Materials and Methods: This study includes known COPD patients, presenting to a hospital with acute exacerbation of COPD. Serum levels of CRP, ESR, CBC, TNF-α, IL-8, and IL-6 were measured at the time of admission. According to the previously done HRCT, the patients were divided into two groups including emphysema and chronic bronchitis. Levels of serum biomarkers were compared in the two groups. The relationships between biomarkers and duration of hospitalization were assessed too.

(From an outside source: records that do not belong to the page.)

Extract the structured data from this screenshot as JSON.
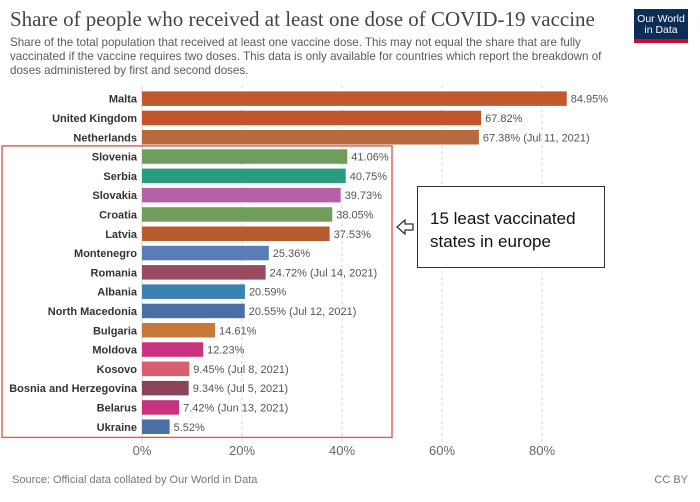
{
  "header": {
    "title": "Share of people who received at least one dose of COVID-19 vaccine",
    "subtitle": "Share of the total population that received at least one vaccine dose. This may not equal the share that are fully vaccinated if the vaccine requires two doses. This data is only available for countries which report the breakdown of doses administered by first and second doses.",
    "logo_line1": "Our World",
    "logo_line2": "in Data"
  },
  "footer": {
    "source": "Source: Official data collated by Our World in Data",
    "license": "CC BY"
  },
  "annotation": {
    "line1": "15 least vaccinated",
    "line2": "states in europe",
    "box_color": "#e05a4f",
    "highlighted_countries": [
      "Slovenia",
      "Serbia",
      "Slovakia",
      "Croatia",
      "Latvia",
      "Montenegro",
      "Romania",
      "Albania",
      "North Macedonia",
      "Bulgaria",
      "Moldova",
      "Kosovo",
      "Bosnia and Herzegovina",
      "Belarus",
      "Ukraine"
    ]
  },
  "chart_data": {
    "type": "bar",
    "orientation": "horizontal",
    "title": "Share of people who received at least one dose of COVID-19 vaccine",
    "xlim": [
      0,
      90
    ],
    "x_ticks": [
      "0%",
      "20%",
      "40%",
      "60%",
      "80%"
    ],
    "x_tick_values": [
      0,
      20,
      40,
      60,
      80
    ],
    "grid": "vertical dashed",
    "categories": [
      "Malta",
      "United Kingdom",
      "Netherlands",
      "Slovenia",
      "Serbia",
      "Slovakia",
      "Croatia",
      "Latvia",
      "Montenegro",
      "Romania",
      "Albania",
      "North Macedonia",
      "Bulgaria",
      "Moldova",
      "Kosovo",
      "Bosnia and Herzegovina",
      "Belarus",
      "Ukraine"
    ],
    "values": [
      84.95,
      67.82,
      67.38,
      41.06,
      40.75,
      39.73,
      38.05,
      37.53,
      25.36,
      24.72,
      20.59,
      20.55,
      14.61,
      12.23,
      9.45,
      9.34,
      7.42,
      5.52
    ],
    "labels": [
      "84.95%",
      "67.82%",
      "67.38% (Jul 11, 2021)",
      "41.06%",
      "40.75%",
      "39.73%",
      "38.05%",
      "37.53%",
      "25.36%",
      "24.72% (Jul 14, 2021)",
      "20.59%",
      "20.55% (Jul 12, 2021)",
      "14.61%",
      "12.23%",
      "9.45% (Jul 8, 2021)",
      "9.34% (Jul 5, 2021)",
      "7.42% (Jun 13, 2021)",
      "5.52%"
    ],
    "colors": [
      "#c15a2e",
      "#c4542c",
      "#b86a3e",
      "#6f9e5c",
      "#2a9d7f",
      "#b461a8",
      "#6f9e5c",
      "#b85c2e",
      "#5a7cb8",
      "#9a4a5e",
      "#3a82b0",
      "#4a6fa5",
      "#c67a3a",
      "#c8327e",
      "#d8606e",
      "#8a4458",
      "#c8327e",
      "#4a6fa5"
    ]
  }
}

 Results: Comparison of quantitative CRP levels, WBC, and platelet counts did not show a statistically significant difference between emphysema and chronic bronchitis but it was significantly higher than control subjects. Although not statistically significant, ESR level was higher in emphysema. TNF-alpha was 6.0±1.5 ng / ml and 1.5 ng / ml in the emphysema and chronic bronchitis groups, respectively. TNF-α had no significant difference compared to the groups. Although higher than the control group, IL-6 and IL-8 did not show significant differences between emphysema and chronic bronchitis. The two groups did not statistically differ in terms of hospital stay but patients with higher serum TNF-α tended to have longer hospitalization and ICU admission. Conclusion: The present study showed predictably higher inflammatory biomarkers in COPD exacerbation but no significant difference between the two phenotypes of COPD and these two entities could not be discriminated based on inflammatory bio-factors.